Hosting Explained at BetterWebSpace

Here at BetterWebSpace we're great fans of analogies, and like to think we can explain pretty much any technical concept in plain and simple terms (our beer and bandwidth one is a favourite!).

Hosting and Domain Names

Let's consider your webspace you buy from us to be a house or shop that you're renting (we're effectively your landlords!), it's a very nice property and you can do lots of work on it getting it to look exactly how you want (and for the most part you won't need planning permission!).

Your property is on an estate with lots of other houses and businesses, this estate is our servers. We're responsible for the upkeep of the estate and you're responsible for the upkeep of your property. The town the estate is in is our datacenter housing lots of other estates, and the roads that lead to and from it are the internet.

So, you have a nice house/shop but it doesn't have an address and as such nobody knows where you are or how to get to hold of you. You need an address, a shopfront, a postcode for SatNav! This is your domain name.

As you can see having a domain name without hosting is like having a postcode in the middle of a field, and hosting without a domain name is a property in the middle of nowhere with no way of finding it!

Nameservers and DNS

This is a little bit more complex, but not much...

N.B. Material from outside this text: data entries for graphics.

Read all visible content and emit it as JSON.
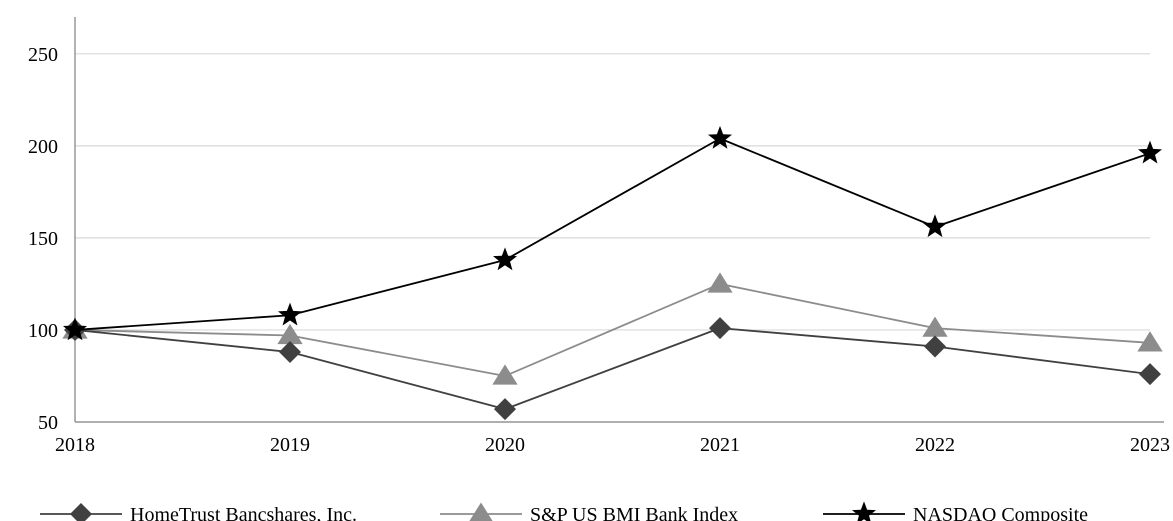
{
  "chart_data": {
    "type": "line",
    "title": "",
    "xlabel": "",
    "ylabel": "",
    "categories": [
      "2018",
      "2019",
      "2020",
      "2021",
      "2022",
      "2023"
    ],
    "ylim": [
      50,
      270
    ],
    "yticks": [
      50,
      100,
      150,
      200,
      250
    ],
    "ytick_labels": [
      "50",
      "100",
      "150",
      "200",
      "250"
    ],
    "grid": "horizontal",
    "legend_position": "bottom",
    "series": [
      {
        "name": "HomeTrust Bancshares, Inc.",
        "values": [
          100,
          88,
          57,
          101,
          91,
          76
        ],
        "color": "#404040",
        "marker": "diamond"
      },
      {
        "name": "S&P US BMI Bank Index",
        "values": [
          100,
          97,
          75,
          125,
          101,
          93
        ],
        "color": "#8c8c8c",
        "marker": "triangle"
      },
      {
        "name": "NASDAQ Composite",
        "values": [
          100,
          108,
          138,
          204,
          156,
          196
        ],
        "color": "#000000",
        "marker": "star"
      }
    ]
  }
}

When you create a domain name it has lots of different records associated with it, just like your property above would have.

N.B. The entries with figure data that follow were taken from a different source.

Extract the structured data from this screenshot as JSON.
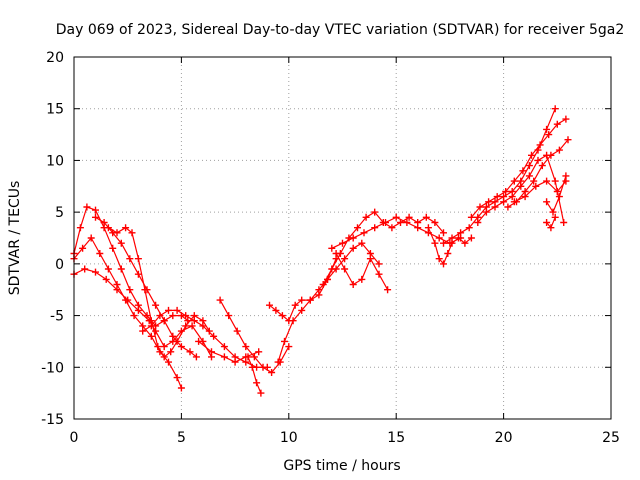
{
  "chart_data": {
    "type": "scatter",
    "title": "Day 069 of 2023, Sidereal Day-to-day VTEC variation (SDTVAR) for receiver 5ga2",
    "xlabel": "GPS time / hours",
    "ylabel": "SDTVAR / TECUs",
    "xlim": [
      0,
      25
    ],
    "ylim": [
      -15,
      20
    ],
    "xticks": [
      0,
      5,
      10,
      15,
      20,
      25
    ],
    "yticks": [
      -15,
      -10,
      -5,
      0,
      5,
      10,
      15,
      20
    ],
    "grid": true,
    "marker": "plus",
    "color": "#ff0000",
    "series": [
      {
        "x": [
          0.0,
          0.3,
          0.6,
          1.0,
          1.4,
          1.8,
          2.2,
          2.6,
          3.0,
          3.4,
          3.8,
          4.2,
          4.6,
          5.0,
          5.3
        ],
        "y": [
          1.0,
          3.5,
          5.5,
          5.2,
          3.5,
          1.5,
          -0.5,
          -2.5,
          -4.0,
          -5.0,
          -6.0,
          -5.5,
          -5.0,
          -5.0,
          -5.5
        ]
      },
      {
        "x": [
          0.0,
          0.5,
          1.0,
          1.5,
          2.0,
          2.5,
          3.0,
          3.5,
          3.8,
          4.2,
          4.6,
          5.0,
          5.5,
          6.0,
          6.4
        ],
        "y": [
          -1.0,
          -0.5,
          -0.8,
          -1.5,
          -2.5,
          -3.5,
          -4.5,
          -5.5,
          -6.5,
          -8.0,
          -7.5,
          -6.5,
          -6.0,
          -7.5,
          -9.0
        ]
      },
      {
        "x": [
          0.0,
          0.4,
          0.8,
          1.2,
          1.6,
          2.0,
          2.4,
          2.8,
          3.2,
          3.6,
          4.0,
          4.4,
          4.8,
          5.0
        ],
        "y": [
          0.5,
          1.5,
          2.5,
          1.0,
          -0.5,
          -2.0,
          -3.5,
          -5.0,
          -6.0,
          -7.0,
          -8.5,
          -9.5,
          -11.0,
          -12.0
        ]
      },
      {
        "x": [
          1.0,
          1.4,
          1.8,
          2.2,
          2.6,
          3.0,
          3.4,
          3.8,
          4.2,
          4.6,
          5.0,
          5.4,
          5.7
        ],
        "y": [
          4.5,
          4.0,
          3.0,
          2.0,
          0.5,
          -1.0,
          -2.5,
          -4.0,
          -5.5,
          -7.0,
          -8.0,
          -8.5,
          -9.0
        ]
      },
      {
        "x": [
          1.6,
          2.0,
          2.4,
          2.7,
          3.0,
          3.3,
          3.6,
          3.9,
          4.2,
          4.5,
          4.8,
          5.2,
          5.6,
          6.0,
          6.3
        ],
        "y": [
          3.5,
          3.0,
          3.5,
          3.0,
          0.5,
          -2.5,
          -5.5,
          -8.0,
          -9.0,
          -8.5,
          -7.5,
          -6.0,
          -5.0,
          -5.5,
          -6.5
        ]
      },
      {
        "x": [
          3.2,
          3.6,
          4.0,
          4.4,
          4.8,
          5.2,
          5.6,
          6.0,
          6.5,
          7.0,
          7.5,
          8.0,
          8.5,
          9.0
        ],
        "y": [
          -6.5,
          -6.0,
          -5.0,
          -4.5,
          -4.5,
          -5.0,
          -5.5,
          -6.0,
          -7.0,
          -8.0,
          -9.0,
          -9.5,
          -10.0,
          -10.0
        ]
      },
      {
        "x": [
          5.8,
          6.4,
          7.0,
          7.5,
          8.0,
          8.6
        ],
        "y": [
          -7.5,
          -8.5,
          -9.0,
          -9.5,
          -9.0,
          -8.5
        ]
      },
      {
        "x": [
          6.8,
          7.2,
          7.6,
          8.0,
          8.4,
          8.8,
          9.2,
          9.6,
          10.0
        ],
        "y": [
          -3.5,
          -5.0,
          -6.5,
          -8.0,
          -9.0,
          -10.0,
          -10.5,
          -9.5,
          -8.0
        ]
      },
      {
        "x": [
          8.1,
          8.3,
          8.5,
          8.7
        ],
        "y": [
          -9.0,
          -10.0,
          -11.5,
          -12.5
        ]
      },
      {
        "x": [
          9.1,
          9.4,
          9.7,
          10.0,
          10.3,
          10.6,
          11.0,
          11.4,
          11.8,
          12.2,
          12.6,
          13.0,
          13.4,
          13.8,
          14.2
        ],
        "y": [
          -4.0,
          -4.5,
          -5.0,
          -5.5,
          -4.0,
          -3.5,
          -3.5,
          -2.5,
          -1.5,
          -0.5,
          0.5,
          1.5,
          2.0,
          1.0,
          0.0
        ]
      },
      {
        "x": [
          9.5,
          9.8,
          10.2,
          10.6,
          11.0,
          11.4,
          11.8,
          12.2
        ],
        "y": [
          -9.5,
          -7.5,
          -5.5,
          -4.5,
          -3.5,
          -3.0,
          -1.5,
          0.5
        ]
      },
      {
        "x": [
          11.6,
          12.0,
          12.4,
          12.8,
          13.2,
          13.6,
          14.0,
          14.4,
          14.8,
          15.2,
          15.6,
          16.0,
          16.4,
          16.8,
          17.2
        ],
        "y": [
          -2.0,
          -0.5,
          1.0,
          2.5,
          3.5,
          4.5,
          5.0,
          4.0,
          3.5,
          4.0,
          4.5,
          4.0,
          4.5,
          4.0,
          3.0
        ]
      },
      {
        "x": [
          12.2,
          12.6,
          13.0,
          13.4,
          13.8,
          14.2,
          14.6
        ],
        "y": [
          1.0,
          -0.5,
          -2.0,
          -1.5,
          0.5,
          -1.0,
          -2.5
        ]
      },
      {
        "x": [
          12.0,
          12.5,
          13.0,
          13.5,
          14.0,
          14.5,
          15.0,
          15.5,
          16.0,
          16.5,
          17.0,
          17.5,
          18.0
        ],
        "y": [
          1.5,
          2.0,
          2.5,
          3.0,
          3.5,
          4.0,
          4.5,
          4.0,
          3.5,
          3.0,
          2.5,
          2.0,
          2.5
        ]
      },
      {
        "x": [
          16.5,
          16.8,
          17.0,
          17.2,
          17.4,
          17.6,
          17.9,
          18.2,
          18.5
        ],
        "y": [
          3.5,
          2.0,
          0.5,
          0.0,
          1.0,
          2.0,
          2.5,
          2.0,
          2.5
        ]
      },
      {
        "x": [
          17.2,
          17.6,
          18.0,
          18.4,
          18.8,
          19.2,
          19.6,
          20.0,
          20.4,
          20.8,
          21.2,
          21.6,
          22.0,
          22.4
        ],
        "y": [
          2.0,
          2.5,
          3.0,
          3.5,
          4.5,
          5.5,
          6.0,
          6.5,
          7.0,
          8.0,
          9.5,
          11.0,
          13.0,
          15.0
        ]
      },
      {
        "x": [
          18.5,
          18.9,
          19.3,
          19.7,
          20.1,
          20.5,
          20.9,
          21.3,
          21.7,
          22.1,
          22.5,
          22.9
        ],
        "y": [
          4.5,
          5.5,
          6.0,
          6.5,
          7.0,
          8.0,
          9.0,
          10.5,
          11.5,
          12.5,
          13.5,
          14.0
        ]
      },
      {
        "x": [
          18.8,
          19.2,
          19.6,
          20.0,
          20.4,
          20.8,
          21.2,
          21.6,
          22.0,
          22.4,
          22.8
        ],
        "y": [
          4.0,
          5.0,
          5.5,
          6.0,
          6.5,
          7.5,
          8.5,
          10.0,
          10.5,
          8.0,
          4.0
        ]
      },
      {
        "x": [
          20.2,
          20.6,
          21.0,
          21.4,
          21.8,
          22.2,
          22.6,
          23.0
        ],
        "y": [
          5.5,
          6.0,
          7.0,
          8.0,
          9.5,
          10.5,
          11.0,
          12.0
        ]
      },
      {
        "x": [
          20.5,
          21.0,
          21.5,
          22.0,
          22.5,
          22.9
        ],
        "y": [
          6.0,
          6.5,
          7.5,
          8.0,
          7.0,
          8.0
        ]
      },
      {
        "x": [
          22.0,
          22.3,
          22.6,
          22.9
        ],
        "y": [
          6.0,
          5.0,
          6.5,
          8.5
        ]
      },
      {
        "x": [
          22.0,
          22.2,
          22.4
        ],
        "y": [
          4.0,
          3.5,
          4.5
        ]
      }
    ]
  }
}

Nameservers are things we ask you to add to your domain name to direct it to our servers, essentially we have your domain give out directions to our estate and then we look after your customers and deliver them directly to your property (we're kind like that!).

Most of the other DNS records you'll never need to look at unless you want to do something a little bit more complex. However, we'll cover the two most likely of the complex situations.

  • MX Records
    MX records are added to your domain to tell everyone around the world where to deliver email for you (by default that's usually to us), changing the MX record effectively sets up postal redirection, set up correctly you can redirect your email at a domain level to anywhere (this is slightly different to mail forwarding in your control panel - that is effectively re-mailing where our servers deliver it to your account first, and then forward it on).

  • A Records
    This is the only one we struggled to get into our nice little analogy! The best way we came up with was that it is visitor redirecting, if you change your A record on your domain anybody coming to visit you gets directed elsewhere (but we still accept all your email unless you've changed your MX records!)

We really hope that explains what we do and how we do it!